A satire about the paralysis and isolation of punching up from working class, a manhunt thriller but with dogs, and a stealth superhero film — it’s an energetic and boundlessly clever debut that’s still one of Bong’s best. Scene to scene arcs and visual framing devices are succinct, and the characters consistently surprise you. Doona Bae, our anchor, is brilliant and hilarious, as always.
Bong affirms himself as a great filmmaker right from the get go with his 1st feature film. All of his pet themes & motifs are here; biting commentary on the bourgeoisie, empathy for the working classes, sympathy for animals & the environment, a healthy distrust of government, a mockery of the media, disdain for the corporations, scorn for capitalism, all culminating in a rare anarchist worldview. Ho is great!
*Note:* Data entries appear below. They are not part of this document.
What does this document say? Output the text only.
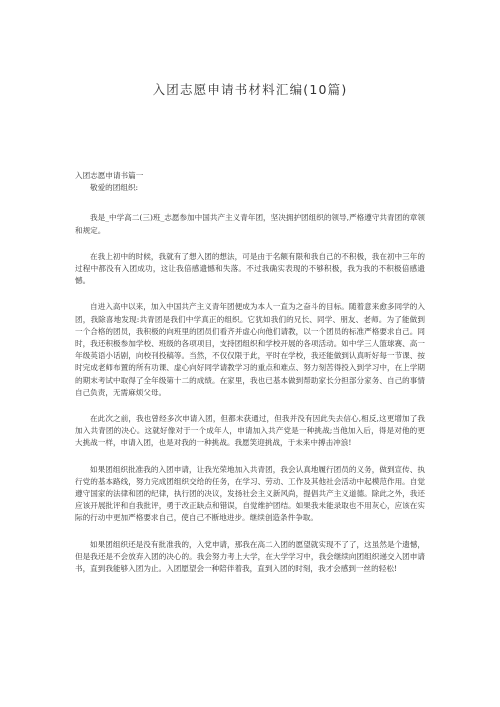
入团志愿申请书材料汇编(10篇)

入团志愿申请书篇一

敬爱的团组织:

我是_中学高二(三)班_志愿参加中国共产主义青年团，坚决拥护团组织的领导,严格遵守共青团的章领和规定。

在我上初中的时候，我就有了想入团的想法，可是由于名额有限和我自己的不积极，我在初中三年的过程中都没有入团成功，这让我倍感遗憾和失落。不过我确实表现的不够积极，我为我的不积极倍感遗憾。

自进入高中以来，加入中国共产主义青年团便成为本人一直为之奋斗的目标。随着意来愈多同学的入团，我除喜地发现:共青团是我们中学真正的组织。它犹如我们的兄长、同学、朋友、老师。为了能做到一个合格的团员，我积极的向班里的团员们看齐并虚心向他们请教，以一个团员的标准严格要求自己。同时，我还积极参加学校、班级的各项项目，支持团组织和学校开展的各项活动。如中学三人篮球赛、高一年级英语小话剧，向校刊投稿等。当然，不仅仅限于此，平时在学校，我还能做到认真听好每一节课、按时完成老师布置的所有功课、虚心向好同学请教学习的重点和难点、努力刻苦得投入到学习中，在上学期的期末考试中取得了全年级第十二的成绩。在家里，我也已基本做到帮助家长分担部分家务、自己的事情自己负责，无需麻烦父母。

在此次之前，我也曾经多次申请入团，但都未获通过，但我并没有因此失去信心,相反,这更增加了我加入共青团的决心。这就好像对于一个成年人，申请加入共产党是一种挑战;当他加入后，得是对他的更大挑战一样，申请入团，也是对我的一种挑战。我愿笑迎挑战，于未来中搏击冲浪!

如果团组织批准我的入团申请，让我光荣地加入共青团，我会认真地履行团员的义务，做到宣传、执行党的基本路线，努力完成团组织交给的任务，在学习、劳动、工作及其他社会活动中起模范作用。自觉遵守国家的法律和团的纪律，执行团的决议，发扬社会主义新风尚，提倡共产主义道德。除此之外，我还应该开展批评和自我批评，勇于改正缺点和错误，自觉维护团结。如果我未能录取也不用灰心，应该在实际的行动中更加严格要求自己，使自己不断地进步。继续创造条件争取。

如果团组织还是没有批准我的，入党申请，那我在高二入团的愿望就实现不了了，这虽然是个遗憾，但是我还是不会放弃入团的决心的。我会努力考上大学，在大学学习中，我会继续向团组织递交入团申请书，直到我能够入团为止。入团愿望会一种陪伴着我，直到入团的时刻，我才会感到一丝的轻松!
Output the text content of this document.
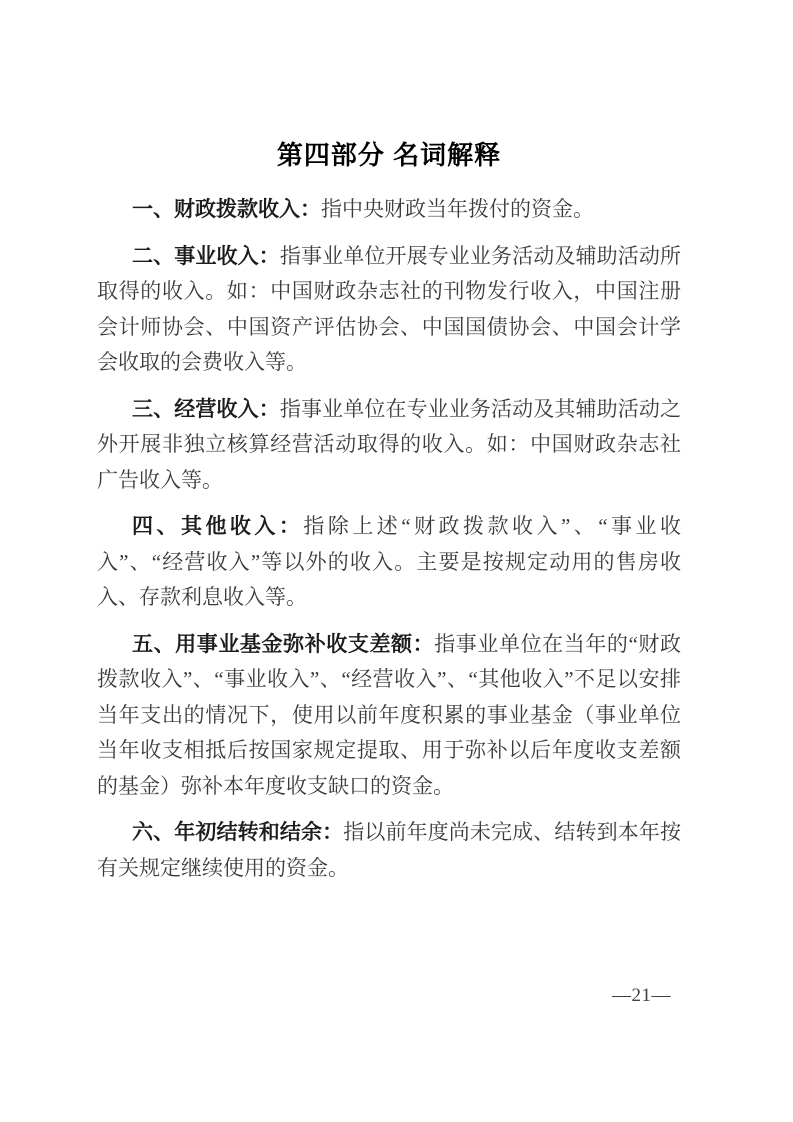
第四部分 名词解释

一、财政拨款收入：指中央财政当年拨付的资金。

二、事业收入：指事业单位开展专业业务活动及辅助活动所取得的收入。如：中国财政杂志社的刊物发行收入，中国注册会计师协会、中国资产评估协会、中国国债协会、中国会计学会收取的会费收入等。

三、经营收入：指事业单位在专业业务活动及其辅助活动之外开展非独立核算经营活动取得的收入。如：中国财政杂志社广告收入等。

四、其他收入：指除上述“财政拨款收入”、“事业收入”、“经营收入”等以外的收入。主要是按规定动用的售房收入、存款利息收入等。

五、用事业基金弥补收支差额：指事业单位在当年的“财政拨款收入”、“事业收入”、“经营收入”、“其他收入”不足以安排当年支出的情况下，使用以前年度积累的事业基金（事业单位当年收支相抵后按国家规定提取、用于弥补以后年度收支差额的基金）弥补本年度收支缺口的资金。

六、年初结转和结余：指以前年度尚未完成、结转到本年按有关规定继续使用的资金。

—21—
I understand the overflow of cinema references: it's a thriller, a dark comedy, a romance, a drama: but somehow it gets lost to me. I like the urban mood and it makes me want to know those places, but at the end I got tired of the conflicting plots. I wish it had more art to it.
A taste of things to come from Bong Joon-ho. This is a deliciously darkly-comic piece of cinema that had me bursting out laughing at times. Full of quirky characters and absurd situations, this one isn't to be missed.
Hilarious, action packed, complex, and at times poignant film. The plot is pretty insane, but full of great cinematic moments and lots of morbidly comic situations. It manages to create empathy and a feeling of real involvement with the characters and the problems they end up facing, even if those problems are often absurdly and darkly humorous.
The debut film from Bong Joon-ho is such a terrific little experiment. The story is original and the storytelling itself is incredibly inventive. A director who can make this and then go on to The Host, Mother, Snowpiercer, and others, is certainly a man to be revered and watched closely.